Now there are some proprietary forms of port aggregation that work differently. The best actually do things manipulate the packet size to avoid the packet out of order issue and then reassemble them. It generally is only done by server type devices.
Most switches only support 802.3ad.

You need to read all the details and see how port bonding/aggregation is done on your equipment.
 
Aug 24, 2022
2
0
10
I have no background with that brand of equipment so I can't be 100% sure what is supported.

First you need to read the specs on the switch and see what the maximum backplane speed is. On a lower end switch every port can run at full speed up and down. So a 8 port 1gbit switch would have 16gbit backplane to be what is called nonblock/wirespeed.
It has been years since I used high end equipment like this but there were internal bottlenecks in some of this equipment. Maybe there is a 100gbit limit

Next what method of port bonding are you using. The standard method is 802.3ad. This method uses a mathematical path selection method. It has a few options but what it does over simplistically is add the source and destination port and ip addresses and if it gets a even number it runs on port 1 and if it gets a odd number it runs on port 2. It does not care about how much load is on one path and it can if you are unlucky choose the same path for all the sessions. It does this to prevent the packet out of order problem you get if it would load balance by packet.

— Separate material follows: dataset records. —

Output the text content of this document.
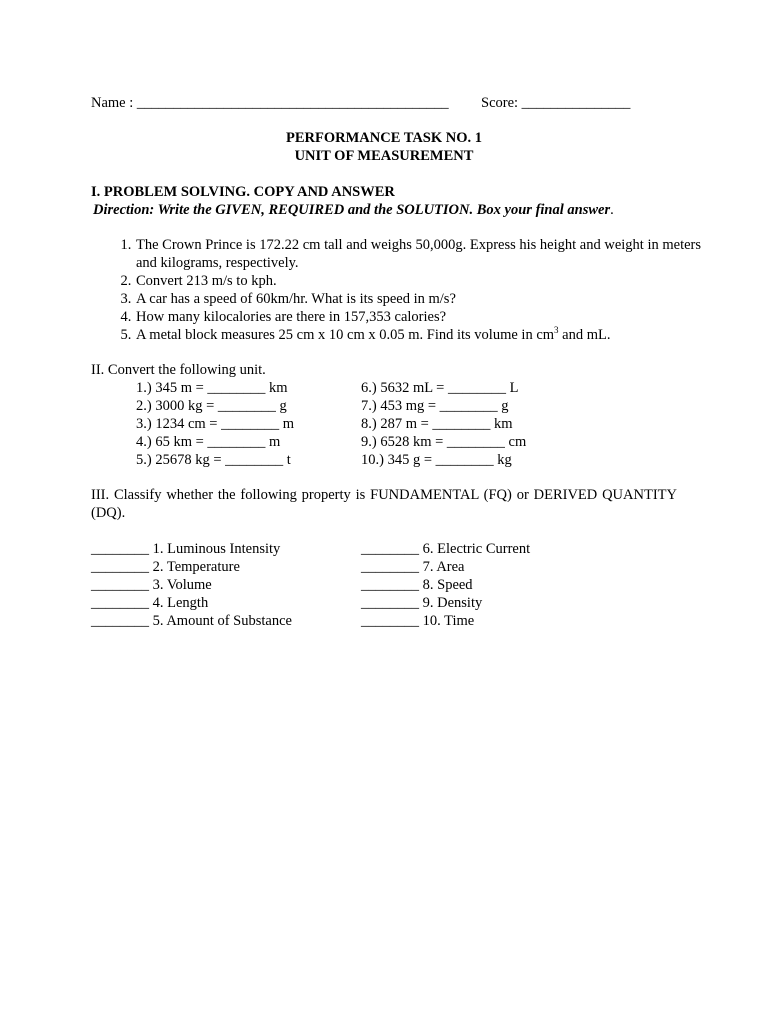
Name : ___________________________________________ Score: _______________
PERFORMANCE TASK NO. 1
UNIT OF MEASUREMENT
I. PROBLEM SOLVING. COPY AND ANSWER
Direction: Write the GIVEN, REQUIRED and the SOLUTION. Box your final answer.
1. The Crown Prince is 172.22 cm tall and weighs 50,000g. Express his height and weight in meters and kilograms, respectively.
2. Convert 213 m/s to kph.
3. A car has a speed of 60km/hr. What is its speed in m/s?
4. How many kilocalories are there in 157,353 calories?
5. A metal block measures 25 cm x 10 cm x 0.05 m. Find its volume in $cm^3$ and mL.
II. Convert the following unit.
1.) 345 m = ________ km
2.) 3000 kg = ________ g
3.) 1234 cm = ________ m
4.) 65 km = ________ m
5.) 25678 kg = ________ t
6.) 5632 mL = ________ L
7.) 453 mg = ________ g
8.) 287 m = ________ km
9.) 6528 km = ________ cm
10.) 345 g = ________ kg
III. Classify whether the following property is FUNDAMENTAL (FQ) or DERIVED QUANTITY (DQ).
________ 1. Luminous Intensity
________ 2. Temperature
________ 3. Volume
________ 4. Length
________ 5. Amount of Substance
________ 6. Electric Current
________ 7. Area
________ 8. Speed
________ 9. Density
________ 10. Time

Now there are some proprietary forms of port aggregation that work differently. The best actually do things manipulate the packet size to avoid the packet out of order issue and then reassemble them. It generally is only done by server type devices.
Most switches only support 802.3ad.

You need to read all the details and see how port bonding/aggregation is done on your equipment.
Thank you for your reply. The problem we are experiencing is on the NIC side, and despite going through all of the settings and documentation there is nothing obvious that solves this problem. Please note that we already have experience using this hardware combination, but typically we only use 1 of the 100Gb ports and slower devices, so we have never had to think about this. Also, note that we are not doing any kind of aggregation here. From the NIC specifications: can support 200Gb/s when both network ports of MCX516A-CDAT run at 100Gb/s. This is based on this PCIe x16 Gen4 device being plugged into a PCIe x16 Gen4 slot.
 
Last edited:
You can't really have 2 ports hooked to the same network without some form of port bonding. It depends on the OS what it will do by default but it will not use both. In some cases it does not use 1 or maybe blocks it with spanning tree. Worst case you get a network loo

From what I can tell both the switch and the card support LAG which is another name for 802.3ad/ax. Maybe the support something else also but the manuals for the nic card are very limited.